Por ese entonces yo viajaba con una maleta marrón, rectangular, bastante parecida a cualquiera de las que vimos hundirse en el supuesto Titanic de Cameron. Apenas contada la historia durante el almuerzo y ya presto para volver a Maracay, mi amiga me lanzó una mirada total y concluyó que con esa maleta marrón en mis manos, era yo el que parecía un personaje de Piglia.

Hace unas semanas se supo del problema que tenía o tuvo nuestro genial escritor con una empresa de seguros, en algo que concernía a las medicinas para su enfermedad. Quedaba clara la gravedad del asunto. Ayer, llegó la noticia de la partida del maestro. Piglia genera lo que generan los grandes escritores y responde a lo que él mismo volvía una y otra vez: ¿Qué hace a un gran escritor?, pienso no solo en la constitución de un discurso, sino en el poderoso imperativo de cambiar la forma en que se lee. Su literatura, sus ensayos y sus clases, me hicieron y han hecho no poder leer nada igual a como lo hacía antes de incorporar su sorna tan lúcida y su erudición a mi memoria.

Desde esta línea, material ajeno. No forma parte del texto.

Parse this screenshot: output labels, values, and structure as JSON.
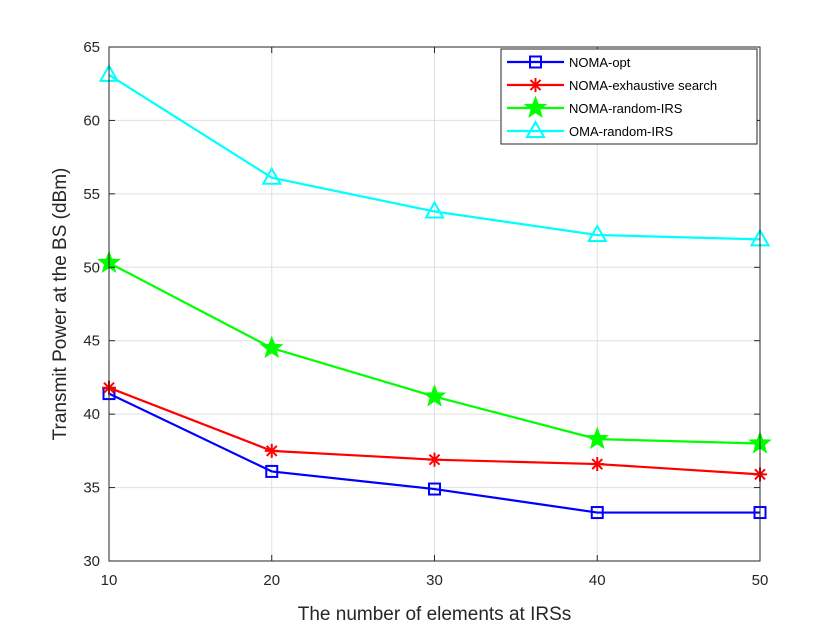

De aquel tremendo ciclo de Borges por Piglia mi recuerdo rescata todo, pero en especial un detalle material: aquel trozo o resto, especie de pedacito de piedra que el escritor puso en el podio durante alguna de las clases. Se trataba de un escombro de la que había sido su casa. Una presencia mínima que sin serlo, “mantenía” su casa. Como esa piedra siento la presencia de su obra y la de todos los grandes artistas que han muerto recientemente.

Sigo sin entender la sed que nos hace querer más maravilla después de una experiencia maravillosa. La obra y las obras están, comulgando y consiguiendo sus lectores a través del tiempo y la tradición. Un acta apuntará en algún rincón que el hombre ha muerto. Otra se abrirá para descubrir el temblor de esa letra redonda, continua y tremenda en la habitación siguiente.